No subas, dijo mi abuela, estate en la puerta de casa con tu hermano, tiene que venir el Señor Lucia con el cajón, cuando este dentro, ya podrás subir a verlo. Baje a la puerta donde ya estaba mi hermano aguardando la llegada del cajón mientras filas de abuelas vestidas de negro, con su pañuelo a la cabeza las viudas, como a partir de ahora lo llevaría mi abuela cada vez que saliera de casa, bajaban por la costera llegadas del Rabal, a dar el primer pésame. Entre todas una de ellas, al vernos tristes, en apariencia sin saber que hacer, aburridos y sentados nos dijo con todo el cariño del mundo simplemente la verdad. Verdad que nos sonó falta, y fue algo así como “Ale, zagales, ya os habéis quedado sin abuelo”, sin duda quiso decir otras muchas cosas; no hay por que estar tristes, la vida es así, tarde o temprano a todos nos llega la hora, debéis tirar para adelante. Sentados, la espera se hizo eterna y dejo huella. ¿Cómo era posible que ya se hubiera enterado tanta gente?
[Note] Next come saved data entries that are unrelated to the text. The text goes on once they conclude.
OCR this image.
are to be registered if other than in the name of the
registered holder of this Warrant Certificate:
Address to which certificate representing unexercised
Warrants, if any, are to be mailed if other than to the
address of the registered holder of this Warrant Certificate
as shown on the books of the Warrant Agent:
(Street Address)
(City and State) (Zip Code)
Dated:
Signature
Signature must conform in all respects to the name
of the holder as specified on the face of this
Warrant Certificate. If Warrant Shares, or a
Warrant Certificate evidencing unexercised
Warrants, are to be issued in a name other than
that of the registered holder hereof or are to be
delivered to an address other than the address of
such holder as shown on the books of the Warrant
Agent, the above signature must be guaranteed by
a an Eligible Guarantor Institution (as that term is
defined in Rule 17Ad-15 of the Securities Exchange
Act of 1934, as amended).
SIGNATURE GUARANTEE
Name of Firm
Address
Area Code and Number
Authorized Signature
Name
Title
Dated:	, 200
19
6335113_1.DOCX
Al cabo de estar sobre la acera, adormecidos por lo extraño de la triste situación,  viendo entrar y salir a la gente apareció por la esquina de Maximo y la Manola el Land Rover negro y amarillo del Señor Lucia con el cajón en la vaca, y parecía vete a saber qué, una nave espacial, un ovni de esos que decían sobrevolaban Calamocha de noche, menuda combinación, aparco le quito las cuerdas con cuidado y lo bajaron como si nada, parecía no pesar, negro brillante, con una cruz, imagine que como todos, lo subieron a la habitación, desmontaron la cama, lo metieron dentro y alguien dijo, “ya está todo”, subir sillas. Y entonces mi madre, o mi abuela, alguien comenzó a llorar, ya no había vuelta atrás.
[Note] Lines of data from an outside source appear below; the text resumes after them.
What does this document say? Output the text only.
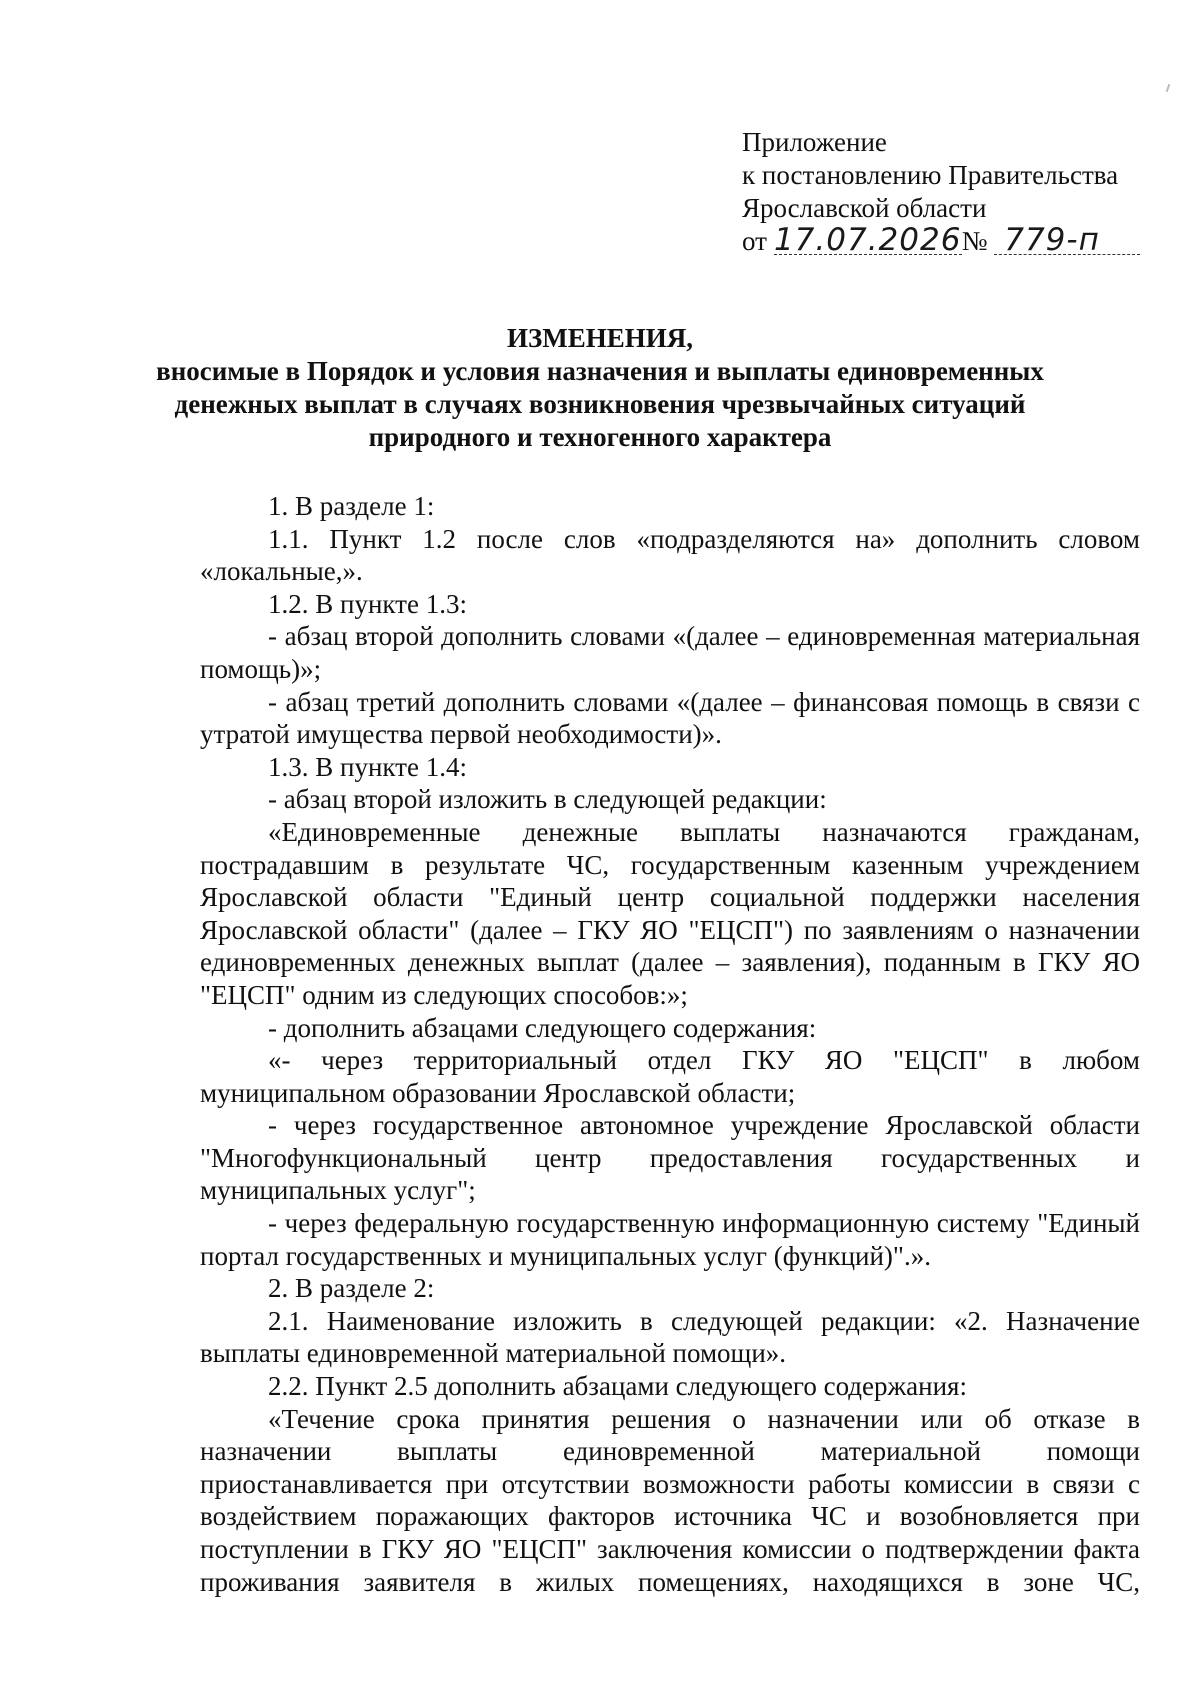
Приложение
к постановлению Правительства
Ярославской области
от 17.07.2026№ 779-п
ИЗМЕНЕНИЯ,
вносимые в Порядок и условия назначения и выплаты единовременных
денежных выплат в случаях возникновения чрезвычайных ситуаций
природного и техногенного характера

1. В разделе 1:

1.1. Пункт 1.2 после слов «подразделяются на» дополнить словом «локальные,».

1.2. В пункте 1.3:

- абзац второй дополнить словами «(далее – единовременная материальная помощь)»;

- абзац третий дополнить словами «(далее – финансовая помощь в связи с утратой имущества первой необходимости)».

1.3. В пункте 1.4:

- абзац второй изложить в следующей редакции:

«Единовременные денежные выплаты назначаются гражданам, пострадавшим в результате ЧС, государственным казенным учреждением Ярославской области "Единый центр социальной поддержки населения Ярославской области" (далее – ГКУ ЯО "ЕЦСП") по заявлениям о назначении единовременных денежных выплат (далее – заявления), поданным в ГКУ ЯО "ЕЦСП" одним из следующих способов:»;

- дополнить абзацами следующего содержания:

«- через территориальный отдел ГКУ ЯО "ЕЦСП" в любом муниципальном образовании Ярославской области;

- через государственное автономное учреждение Ярославской области "Многофункциональный центр предоставления государственных и муниципальных услуг";

- через федеральную государственную информационную систему "Единый портал государственных и муниципальных услуг (функций)".».

2. В разделе 2:

2.1. Наименование изложить в следующей редакции: «2. Назначение выплаты единовременной материальной помощи».

2.2. Пункт 2.5 дополнить абзацами следующего содержания:

«Течение срока принятия решения о назначении или об отказе в назначении выплаты единовременной материальной помощи приостанавливается при отсутствии возможности работы комиссии в связи с воздействием поражающих факторов источника ЧС и возобновляется при поступлении в ГКУ ЯО "ЕЦСП" заключения комиссии о подтверждении факта проживания заявителя в жилых помещениях, находящихся в зоне ЧС,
Mi abuelo moría un día como otro cualquiera de mayo allá por el año de 1977, por más señas el mismo día en que había muerto su madre años antes, o sin ir más lejos, el día en cumplía años su mujer, mi abuela Rosa, el 10 de mayo, en su cama, la misma donde yo vi la vida nueve años antes una mañana de otoño al tiempo que la calle hervía de vida con el paso de los críos hacia las escuelas, y lo hacia de puro viejo, en realidad no se podía pedir más, casi fue una suerte, llegar hasta allí. Meses atrás Don Angel, el médico fue claro, aparco el vespino rojo en la puerta, entro en casa sin ni siquiera arrastrar el maletín que dejo en la calle junto a la moto y dijo: “Subir a Teruel es tontería, si quieren les hago el parte, pero ya no se puede hacer nada, salvo esperar, y como en casa, en ningún lado. Casimiro, aguantar lo que se pueda”.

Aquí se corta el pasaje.